How do foundation year and internship experience shape doctors' career intentions and decisions? A meta-ethnography.
Zhao Y., Mbuthia D., Blacklock C., Gathara D., Nicodemo C., Molyneux S., English M.
Foundation years or internships are an important period for junior doctors to apply their knowledge and gain clinical competency. Experiences gained during the foundation years or internships are likely to inform newly qualified doctors' opinions about how they want to continue their career. We aimed to understand how medical doctors' internship experiences influence their career intention/decision. We conducted qualitative evidence synthesis using meta-ethnography. We searched six electronic bibliographic databases for papers published between 2000-2020 and included papers exploring how foundation years or internship experiences shape doctors' career intention/decisions, including in relation to migration, public/private/dual practice preference, rural/urban preference, and specialty choice.

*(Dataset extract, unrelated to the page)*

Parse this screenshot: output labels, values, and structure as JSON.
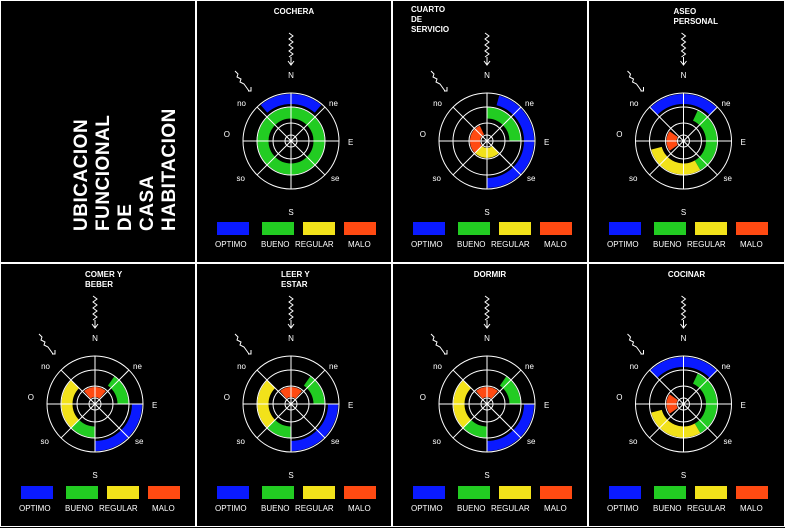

We used the GRADE-CERQual framework to rate confidence in review findings. We examined 23 papers out of 6085 citations screened. We abstracted three high-level inter-related themes across 14 conceptual categories: (1) Deciding the personal best fit both clinically and in general (which option is 'more me'?) through hands-on and real-life experiences (2) Exploring, experiencing and witnessing workplace norms; and (3) Worrying about the future in terms of job market policies, future training and professional development opportunities. Confidence in findings varied but was rated high in 8 conceptual categories. Our meta-ethnographic review revealed a range of ways in which internship experience shapes medical doctors' career intentions/decisions allowing us to produce a broad conceptual model of this phenomenon. The results highlight the importance of ensuring sufficient, positive and inspiring clinical exposure, improving workplace environment, relationship and culture, refraining from undermining specific specialities and communicating contractual and job market policies early on to young doctors, in order to attract doctors to less popular specialties or work locations where they are most needed. We propose our conceptual model should be further tested in new research across a range of contexts.